El dolor vuelve a aparecer o más bien, aumenta. Otro dedo truena y yo vomito del dolor. Siento como mi ropa se mancha. Aunque creo que ya estaba manchada por habeme hecho del baño del susto. Trato de no llorar, pero me es imposible. El dolor me rebasa, me atraviesa en oleadas que me dejan sin aliento.
—Si me vas a matar… al menos déjame ver quién eres —murmuro entre dientes, apenas sosteniendo la voz.
Él se ríe. Una risa baja, desagradable, que me eriza la piel.
—Sabes quién soy, Valentinita. —Su tono es burlón, casi familiar—. Y no, no te voy a matar. Eso sería demasiado fácil. No quiere decir que vayas a vivir, pero matar… no. Prefiero divertirme un rato.
Su risa se aleja por un segundo y después vuelve más cerca.
El dolor regresa, más agudo, más insoportable. Me muerdo los labios para no gritar, pero el cuerpo no me obedece. La habitación parece girar, las paredes se difuminan.
—¡Ya basta! —grito entre sollozos—. ¡Haz lo que tengas que hacer!
Él se acerca, me toma del rostro con violencia.
—Eso es justo lo que voy a hacer —susurra.
Siento el eco de su voz, la amenaza suspendida en el aire. Y aun así, en medio del terror, busco una chispa dentro de mí.
—No te voy a dar lo que quieres —le respondo con dificultad—. No vas a verme suplicar.
Su respiración se detiene un instante. Luego se aleja, frustrado.
—Ya veremos —dice al fin, con una calma que duele más que cualquier golpe—. ¿Qué será después? ¿La otra mano? ¿La pierna? Estás muy bonita, tal vez sea algo más —me amenaza.
La insinuación me aterra, me puede más que el dolor.
—Decide tú —le pide al hombre que sé me está torturando—. No le quites la capucha. —Después se acerca a mí. Siento su aliento en mi rostro—. Nos vemos más tarde Valentinita.Disfruta.
Momentos después, escucho como la puerta se cierra y el silencio vuelve. Puedo escuchar sólo mi respiración agitada.

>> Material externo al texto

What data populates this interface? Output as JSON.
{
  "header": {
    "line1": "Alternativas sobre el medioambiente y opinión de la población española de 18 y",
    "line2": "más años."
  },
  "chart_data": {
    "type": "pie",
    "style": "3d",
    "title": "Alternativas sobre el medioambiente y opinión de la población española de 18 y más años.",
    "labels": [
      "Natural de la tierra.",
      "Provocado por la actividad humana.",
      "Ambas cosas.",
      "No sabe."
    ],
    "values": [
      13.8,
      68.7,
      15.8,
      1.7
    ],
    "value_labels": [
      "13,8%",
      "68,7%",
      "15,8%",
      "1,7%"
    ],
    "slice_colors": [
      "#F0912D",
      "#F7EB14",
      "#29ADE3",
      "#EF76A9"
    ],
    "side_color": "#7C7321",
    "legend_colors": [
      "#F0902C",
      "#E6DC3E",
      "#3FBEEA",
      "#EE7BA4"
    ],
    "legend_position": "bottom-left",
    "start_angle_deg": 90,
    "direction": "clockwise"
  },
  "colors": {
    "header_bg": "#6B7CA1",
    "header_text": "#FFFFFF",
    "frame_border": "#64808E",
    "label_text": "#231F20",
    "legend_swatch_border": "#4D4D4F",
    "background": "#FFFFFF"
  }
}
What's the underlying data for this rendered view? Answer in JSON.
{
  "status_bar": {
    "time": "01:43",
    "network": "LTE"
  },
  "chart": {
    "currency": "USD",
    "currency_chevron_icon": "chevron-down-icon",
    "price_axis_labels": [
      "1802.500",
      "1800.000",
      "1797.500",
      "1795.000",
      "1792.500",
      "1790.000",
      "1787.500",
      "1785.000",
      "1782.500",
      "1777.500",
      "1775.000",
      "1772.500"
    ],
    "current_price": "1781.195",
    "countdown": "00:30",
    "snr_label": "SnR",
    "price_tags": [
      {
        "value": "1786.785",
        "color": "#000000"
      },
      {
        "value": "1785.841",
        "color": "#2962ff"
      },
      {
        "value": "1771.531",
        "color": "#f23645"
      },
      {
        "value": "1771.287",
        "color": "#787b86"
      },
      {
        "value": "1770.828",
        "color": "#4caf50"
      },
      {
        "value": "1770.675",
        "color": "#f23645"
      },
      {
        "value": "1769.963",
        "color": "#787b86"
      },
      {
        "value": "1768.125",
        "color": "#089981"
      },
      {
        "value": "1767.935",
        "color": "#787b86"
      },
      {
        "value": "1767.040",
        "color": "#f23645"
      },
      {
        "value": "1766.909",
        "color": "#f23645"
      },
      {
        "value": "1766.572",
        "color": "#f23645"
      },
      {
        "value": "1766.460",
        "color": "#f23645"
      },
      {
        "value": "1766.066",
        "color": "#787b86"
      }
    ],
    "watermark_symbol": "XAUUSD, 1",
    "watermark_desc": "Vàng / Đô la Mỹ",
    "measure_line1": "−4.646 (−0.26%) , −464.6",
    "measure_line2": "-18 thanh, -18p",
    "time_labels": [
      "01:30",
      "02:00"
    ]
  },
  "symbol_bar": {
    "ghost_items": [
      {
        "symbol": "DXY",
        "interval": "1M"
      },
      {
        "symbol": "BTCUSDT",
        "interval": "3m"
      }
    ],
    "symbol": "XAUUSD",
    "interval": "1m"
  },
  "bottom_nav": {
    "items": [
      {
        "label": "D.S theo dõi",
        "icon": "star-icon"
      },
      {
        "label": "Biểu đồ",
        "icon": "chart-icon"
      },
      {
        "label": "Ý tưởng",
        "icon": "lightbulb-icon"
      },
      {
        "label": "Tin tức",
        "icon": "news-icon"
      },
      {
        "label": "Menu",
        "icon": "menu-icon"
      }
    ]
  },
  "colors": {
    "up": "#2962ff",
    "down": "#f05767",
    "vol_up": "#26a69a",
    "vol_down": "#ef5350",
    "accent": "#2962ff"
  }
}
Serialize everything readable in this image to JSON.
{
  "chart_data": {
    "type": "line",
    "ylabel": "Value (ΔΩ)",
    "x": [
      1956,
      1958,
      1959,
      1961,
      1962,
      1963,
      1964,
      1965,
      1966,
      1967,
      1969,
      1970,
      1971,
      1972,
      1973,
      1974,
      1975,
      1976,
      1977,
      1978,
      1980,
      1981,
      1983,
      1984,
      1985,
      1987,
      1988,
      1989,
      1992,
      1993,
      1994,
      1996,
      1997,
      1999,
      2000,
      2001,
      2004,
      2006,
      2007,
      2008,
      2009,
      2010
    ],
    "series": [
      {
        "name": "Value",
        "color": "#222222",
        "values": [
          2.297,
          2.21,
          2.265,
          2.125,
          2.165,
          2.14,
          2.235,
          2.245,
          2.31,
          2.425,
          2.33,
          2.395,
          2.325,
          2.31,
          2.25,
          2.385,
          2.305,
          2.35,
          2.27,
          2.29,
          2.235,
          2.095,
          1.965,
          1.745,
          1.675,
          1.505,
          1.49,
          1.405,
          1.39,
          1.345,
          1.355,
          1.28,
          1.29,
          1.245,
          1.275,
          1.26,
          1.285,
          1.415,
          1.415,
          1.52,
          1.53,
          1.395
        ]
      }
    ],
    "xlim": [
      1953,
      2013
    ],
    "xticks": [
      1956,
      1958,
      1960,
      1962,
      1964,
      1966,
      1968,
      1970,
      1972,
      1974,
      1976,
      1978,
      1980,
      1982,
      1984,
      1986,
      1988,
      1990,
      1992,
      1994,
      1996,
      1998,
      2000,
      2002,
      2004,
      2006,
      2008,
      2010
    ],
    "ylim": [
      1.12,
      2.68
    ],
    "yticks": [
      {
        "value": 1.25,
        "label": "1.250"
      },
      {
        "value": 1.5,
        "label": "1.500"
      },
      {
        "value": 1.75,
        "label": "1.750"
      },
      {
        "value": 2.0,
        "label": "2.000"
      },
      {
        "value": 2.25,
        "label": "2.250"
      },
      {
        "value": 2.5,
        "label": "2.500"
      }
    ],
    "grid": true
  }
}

—Dios mío… protégeme —murmuro, aferrándome a esa idea como si fuera lo único que me mantiene con vida.
El cuerpo me tiembla. El miedo y el dolor se mezclan en una sola sensación que me nubla la mente. Trato de mantenerme consciente, de no rendirme al vacío que me llama desde el fondo de la oscuridad.
Siento un impacto, una ráfaga de dolor que me arranca un grito ahogado. La garganta me arde, la voz se rompe. Por un instante creo que me voy a desmayar, pero me niego. No puedo. La pierna se rompe y mi mente se nubla. Me desmayo.
Mi mente en defensa se va a un lugar feliz. Ese paseo en bicicleta que tuvimos hace años, cuando me abrazaba a su cuerpo mientras recorríamos las calles de Madrid. Ya no siento el dolor. Y ano sé qué está pasando. Sólo sé que si muero necesito que alguien me encuentre… no quiero desaparecer. No quiero quedar en el anonimato.